Dies war ein richtiger tonair-Tag. Zuerst habe ich für die Band gebacken (3 Bleche Pizza in allen Variationen, es
hat ihnen sehr geschmeckt), dann gab es ein Konzert und zum Abschluß gingen wir ins Atom.
Aber der Reihe nach. Ich wollte schon immer mal für die Band kochen und heute hat sich dies gut ergeben. Also
gab es eine Einladung von mir, und die Jungs sind gekommen. Andi bastelte an seinem Bass herum, Bernd
erzählte von seinem Urlaub in Island und Flo präparierte CDs für mich, denn am Freitag geht es für mich auf die
popkomm. Da heute wieder eine open air-Veranstaltung bevorstand, war das Wetter ein wichtiges
Gesprächsthema. Auch wenn ich Gespräche übers Wetter gemeinhin am uninteressantesten neben
Kirschkernspucken und Eierkraulen finde, hat dieses Thema bei open air seine absolute Berechtigung.
Als wir losfuhren, brach doch tatsächlich die Wolkendecke auf und es war blauer Himmel und Sonne zu sehen! Als
wir am Olympiasee ankamen, hatte es so was ... Entspanntes ... Sommerliches ... Schönes ... Ach, angenehm
war es.
Es gab einen unspektakulären Aufbau, wir entdeckten viele Kameras, es wurden Fotos gemacht und später sollte
der Auftritt aufgezeichnet werden. Das ist prima, dann gibt es endlich ein semi-professionelles Video. Der
Auftritt dauerte 50 Minuten, in der Zugabe spielten die Jungs ein Lied, das ich noch nie gehört hatte: "they say",
gefiel mir gut. Nach dem Auftitt musste schnell abgebaut werden, aber dafür bin ich doch da!

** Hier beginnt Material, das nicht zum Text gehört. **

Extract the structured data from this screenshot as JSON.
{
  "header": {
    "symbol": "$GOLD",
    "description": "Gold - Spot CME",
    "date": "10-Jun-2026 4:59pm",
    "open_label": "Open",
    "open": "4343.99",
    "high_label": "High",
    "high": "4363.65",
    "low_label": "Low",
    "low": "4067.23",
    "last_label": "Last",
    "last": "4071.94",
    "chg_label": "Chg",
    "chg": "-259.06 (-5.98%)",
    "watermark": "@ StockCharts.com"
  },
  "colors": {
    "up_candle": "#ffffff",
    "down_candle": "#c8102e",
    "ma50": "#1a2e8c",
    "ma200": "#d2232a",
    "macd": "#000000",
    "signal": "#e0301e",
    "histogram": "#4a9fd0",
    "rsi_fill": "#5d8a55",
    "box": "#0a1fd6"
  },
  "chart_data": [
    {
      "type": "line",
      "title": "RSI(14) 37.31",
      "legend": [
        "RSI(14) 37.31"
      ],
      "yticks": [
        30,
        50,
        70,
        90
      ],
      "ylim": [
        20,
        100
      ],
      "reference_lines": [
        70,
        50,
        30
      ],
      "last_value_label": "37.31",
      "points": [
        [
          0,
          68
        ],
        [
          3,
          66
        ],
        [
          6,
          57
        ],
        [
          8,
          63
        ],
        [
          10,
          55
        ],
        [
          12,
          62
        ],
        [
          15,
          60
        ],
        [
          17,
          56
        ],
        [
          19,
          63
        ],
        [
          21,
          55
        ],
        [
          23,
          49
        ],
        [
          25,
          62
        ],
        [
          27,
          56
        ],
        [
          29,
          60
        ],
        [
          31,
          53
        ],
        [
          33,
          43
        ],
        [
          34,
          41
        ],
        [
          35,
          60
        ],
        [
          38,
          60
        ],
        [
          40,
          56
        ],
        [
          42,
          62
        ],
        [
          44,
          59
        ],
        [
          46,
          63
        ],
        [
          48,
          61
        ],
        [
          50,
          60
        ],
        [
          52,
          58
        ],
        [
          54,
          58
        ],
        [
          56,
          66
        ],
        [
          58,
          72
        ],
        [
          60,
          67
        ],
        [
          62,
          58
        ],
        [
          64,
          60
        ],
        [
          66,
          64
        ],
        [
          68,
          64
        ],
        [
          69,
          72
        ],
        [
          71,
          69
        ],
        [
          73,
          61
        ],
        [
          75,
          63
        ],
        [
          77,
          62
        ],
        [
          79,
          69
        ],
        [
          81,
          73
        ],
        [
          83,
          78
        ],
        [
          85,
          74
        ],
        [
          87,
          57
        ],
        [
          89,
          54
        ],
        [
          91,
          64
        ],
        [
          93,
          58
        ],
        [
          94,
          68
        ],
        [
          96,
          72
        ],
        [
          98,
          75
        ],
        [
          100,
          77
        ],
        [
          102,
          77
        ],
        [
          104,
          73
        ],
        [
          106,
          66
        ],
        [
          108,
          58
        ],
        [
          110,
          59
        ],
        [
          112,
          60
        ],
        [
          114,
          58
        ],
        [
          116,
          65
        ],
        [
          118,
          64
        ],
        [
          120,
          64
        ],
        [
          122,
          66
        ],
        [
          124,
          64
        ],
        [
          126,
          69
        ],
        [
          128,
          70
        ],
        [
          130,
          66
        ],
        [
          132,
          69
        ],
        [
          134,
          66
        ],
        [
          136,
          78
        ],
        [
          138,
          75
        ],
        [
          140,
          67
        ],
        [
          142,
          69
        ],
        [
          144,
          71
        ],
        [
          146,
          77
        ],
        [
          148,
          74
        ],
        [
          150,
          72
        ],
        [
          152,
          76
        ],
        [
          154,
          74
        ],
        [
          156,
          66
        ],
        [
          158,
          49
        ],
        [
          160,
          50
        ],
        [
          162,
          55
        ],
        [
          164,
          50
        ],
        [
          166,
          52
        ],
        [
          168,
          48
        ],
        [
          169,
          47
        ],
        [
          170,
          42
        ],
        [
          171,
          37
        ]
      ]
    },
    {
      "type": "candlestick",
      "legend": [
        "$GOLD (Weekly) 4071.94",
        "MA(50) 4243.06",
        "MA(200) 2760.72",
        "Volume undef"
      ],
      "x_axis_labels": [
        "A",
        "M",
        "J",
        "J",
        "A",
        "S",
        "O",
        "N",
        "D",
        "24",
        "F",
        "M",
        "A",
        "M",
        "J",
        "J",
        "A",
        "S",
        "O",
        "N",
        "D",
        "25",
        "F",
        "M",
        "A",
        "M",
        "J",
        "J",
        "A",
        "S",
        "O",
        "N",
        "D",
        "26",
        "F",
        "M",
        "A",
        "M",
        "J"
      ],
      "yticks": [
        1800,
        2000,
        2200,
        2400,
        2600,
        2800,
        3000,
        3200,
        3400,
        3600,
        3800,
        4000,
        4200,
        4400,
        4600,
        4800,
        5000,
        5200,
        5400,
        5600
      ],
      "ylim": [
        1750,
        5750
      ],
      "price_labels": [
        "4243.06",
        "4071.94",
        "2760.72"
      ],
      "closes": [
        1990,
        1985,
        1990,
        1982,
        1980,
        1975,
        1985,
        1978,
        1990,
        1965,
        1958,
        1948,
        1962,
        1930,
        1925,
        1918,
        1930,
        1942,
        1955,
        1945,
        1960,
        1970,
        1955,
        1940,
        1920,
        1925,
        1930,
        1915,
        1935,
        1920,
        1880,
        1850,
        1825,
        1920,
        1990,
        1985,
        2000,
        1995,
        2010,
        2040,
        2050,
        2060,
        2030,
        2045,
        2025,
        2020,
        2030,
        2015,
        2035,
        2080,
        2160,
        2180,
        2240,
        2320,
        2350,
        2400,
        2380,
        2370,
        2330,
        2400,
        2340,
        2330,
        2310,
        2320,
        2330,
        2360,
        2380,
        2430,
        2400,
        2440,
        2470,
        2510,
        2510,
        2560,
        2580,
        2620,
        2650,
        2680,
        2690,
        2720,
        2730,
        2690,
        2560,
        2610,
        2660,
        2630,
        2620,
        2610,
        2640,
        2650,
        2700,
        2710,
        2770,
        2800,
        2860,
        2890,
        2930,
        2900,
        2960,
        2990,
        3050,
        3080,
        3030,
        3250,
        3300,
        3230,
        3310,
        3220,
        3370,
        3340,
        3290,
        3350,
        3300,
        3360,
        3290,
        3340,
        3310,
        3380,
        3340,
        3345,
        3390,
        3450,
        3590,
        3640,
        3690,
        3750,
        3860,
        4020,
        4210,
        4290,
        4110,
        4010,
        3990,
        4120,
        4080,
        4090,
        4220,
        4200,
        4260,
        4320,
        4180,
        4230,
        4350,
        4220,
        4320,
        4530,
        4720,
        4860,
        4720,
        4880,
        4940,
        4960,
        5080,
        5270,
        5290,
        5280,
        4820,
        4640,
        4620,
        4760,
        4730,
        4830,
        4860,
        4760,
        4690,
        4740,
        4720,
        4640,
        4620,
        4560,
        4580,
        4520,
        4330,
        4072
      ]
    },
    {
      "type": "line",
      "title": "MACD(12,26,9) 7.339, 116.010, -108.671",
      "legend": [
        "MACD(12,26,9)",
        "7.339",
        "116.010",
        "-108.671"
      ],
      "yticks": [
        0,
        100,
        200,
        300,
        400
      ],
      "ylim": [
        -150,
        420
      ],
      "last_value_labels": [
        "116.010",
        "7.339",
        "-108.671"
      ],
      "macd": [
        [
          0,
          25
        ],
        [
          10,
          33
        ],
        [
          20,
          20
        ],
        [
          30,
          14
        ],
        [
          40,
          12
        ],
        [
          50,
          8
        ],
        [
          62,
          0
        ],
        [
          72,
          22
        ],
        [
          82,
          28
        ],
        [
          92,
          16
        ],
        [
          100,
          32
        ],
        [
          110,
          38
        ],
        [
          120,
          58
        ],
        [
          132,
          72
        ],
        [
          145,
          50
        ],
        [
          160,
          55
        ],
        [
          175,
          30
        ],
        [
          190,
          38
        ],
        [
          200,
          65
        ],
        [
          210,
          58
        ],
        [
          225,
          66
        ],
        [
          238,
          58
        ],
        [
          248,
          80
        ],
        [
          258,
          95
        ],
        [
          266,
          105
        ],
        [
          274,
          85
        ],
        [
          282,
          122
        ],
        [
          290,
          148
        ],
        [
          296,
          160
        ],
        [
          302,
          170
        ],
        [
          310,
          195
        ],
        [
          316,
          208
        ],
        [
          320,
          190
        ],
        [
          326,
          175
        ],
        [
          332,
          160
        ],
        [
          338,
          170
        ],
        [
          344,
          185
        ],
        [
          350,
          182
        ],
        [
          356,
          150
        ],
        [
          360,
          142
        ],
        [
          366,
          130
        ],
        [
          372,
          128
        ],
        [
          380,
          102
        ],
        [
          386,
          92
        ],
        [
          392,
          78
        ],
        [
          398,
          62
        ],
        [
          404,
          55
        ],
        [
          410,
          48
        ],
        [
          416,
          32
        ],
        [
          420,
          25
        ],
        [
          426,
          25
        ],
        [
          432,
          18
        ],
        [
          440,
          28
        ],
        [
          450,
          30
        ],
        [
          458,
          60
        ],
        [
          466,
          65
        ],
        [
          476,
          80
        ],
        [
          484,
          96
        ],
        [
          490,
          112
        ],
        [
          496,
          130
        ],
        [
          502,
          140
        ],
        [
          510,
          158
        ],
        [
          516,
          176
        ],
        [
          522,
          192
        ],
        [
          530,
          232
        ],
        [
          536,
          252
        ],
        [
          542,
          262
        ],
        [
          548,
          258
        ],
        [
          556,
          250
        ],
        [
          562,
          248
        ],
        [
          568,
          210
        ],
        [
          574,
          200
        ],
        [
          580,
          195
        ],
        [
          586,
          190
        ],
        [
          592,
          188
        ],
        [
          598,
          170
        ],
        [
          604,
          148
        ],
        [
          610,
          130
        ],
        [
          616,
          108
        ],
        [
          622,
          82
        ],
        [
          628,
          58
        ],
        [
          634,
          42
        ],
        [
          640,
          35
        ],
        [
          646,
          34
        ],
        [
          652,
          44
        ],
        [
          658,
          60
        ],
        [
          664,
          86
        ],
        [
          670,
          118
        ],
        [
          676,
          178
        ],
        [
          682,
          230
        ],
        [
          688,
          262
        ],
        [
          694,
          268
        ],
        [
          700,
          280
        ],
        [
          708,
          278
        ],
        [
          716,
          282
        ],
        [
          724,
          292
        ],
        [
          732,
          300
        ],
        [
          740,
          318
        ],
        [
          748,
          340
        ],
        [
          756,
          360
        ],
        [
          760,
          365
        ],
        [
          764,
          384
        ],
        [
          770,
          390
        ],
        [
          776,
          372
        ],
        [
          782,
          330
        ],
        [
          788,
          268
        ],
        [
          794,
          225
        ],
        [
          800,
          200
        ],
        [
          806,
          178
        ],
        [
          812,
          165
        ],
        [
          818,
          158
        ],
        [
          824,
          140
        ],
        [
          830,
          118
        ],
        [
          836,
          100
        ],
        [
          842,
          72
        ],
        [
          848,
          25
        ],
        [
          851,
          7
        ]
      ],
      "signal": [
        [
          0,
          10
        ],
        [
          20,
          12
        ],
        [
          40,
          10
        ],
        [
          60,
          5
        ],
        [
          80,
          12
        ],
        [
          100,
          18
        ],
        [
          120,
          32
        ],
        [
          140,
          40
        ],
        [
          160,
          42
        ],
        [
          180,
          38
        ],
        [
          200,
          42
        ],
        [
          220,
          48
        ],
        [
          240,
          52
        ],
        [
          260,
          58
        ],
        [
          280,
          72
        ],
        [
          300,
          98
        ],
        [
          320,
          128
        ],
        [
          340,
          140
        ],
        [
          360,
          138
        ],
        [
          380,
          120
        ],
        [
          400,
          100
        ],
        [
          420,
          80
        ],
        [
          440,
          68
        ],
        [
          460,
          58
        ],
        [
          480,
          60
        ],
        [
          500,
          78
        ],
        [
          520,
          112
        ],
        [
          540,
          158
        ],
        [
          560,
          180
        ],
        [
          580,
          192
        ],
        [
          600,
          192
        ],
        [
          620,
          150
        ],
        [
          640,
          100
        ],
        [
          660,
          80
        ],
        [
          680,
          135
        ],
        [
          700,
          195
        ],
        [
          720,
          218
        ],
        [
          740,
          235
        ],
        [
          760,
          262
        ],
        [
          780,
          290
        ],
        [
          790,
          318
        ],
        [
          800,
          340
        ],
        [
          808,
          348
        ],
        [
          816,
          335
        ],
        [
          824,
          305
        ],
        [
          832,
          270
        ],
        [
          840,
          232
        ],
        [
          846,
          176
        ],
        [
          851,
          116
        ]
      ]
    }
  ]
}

Anschließend ging
es zum Interview mit der Annette. Ursprünglich sollte dieses auf einem Tretboot - das Tretbootmotiv war Andis
erste Idee vor etlichen Wochen für ihr erstes Video - stattfinden, aber dies wurde im vorhinein abgesagt wegen
Angst vor dem Wetter. Dies rächte sich nun bitter, und deswegen wurde das Interview im Technikturm gehalten.
Auf einem Sofa. Mit mir im Hintergrund. Annette fand es wohl toll, dass tonair einen Roadie (sie sagte Rowdie,
dabei mach ich nur ganz selten Radau) haben. Ich auch. So kam ich also mit aufs Interview. Aber ich sagte
nichts, denn ich wollte künstlermäßig (dadaistisch? Keine Ahnung, ob das Dada ist, aber Dada iss doll)
desinteressiert in die Ecke blicken. Ich hätte eh nichts sagen können, denn es war zu laut von der zweiten Band
(Ya-hoo - kriegen die eigentlich keinen Ärger mit der Suchmaschine und müssen sich bald "Ya, die mit dem hoo
am Ende" nennen?), weswegen die adrette Annette ins Mikrofon brüllen musste. Na, auf die Ausstrahlung bin ich
sehr gespannt.
Auf getrennten Wegen ging es nachher zu einem gemeinsamen Ort: dem Atomic Café. Der liebe Liebscher Marc
hat tonair "inkl. herrn paule" auf die Gästleliste setzen lassen, weil er zu unserem Konzert kam. Es war so ein
Ding, wie "Hinspiel für Euch im Theatron, Rückspiel für mich im Atomic". Danke, Marc!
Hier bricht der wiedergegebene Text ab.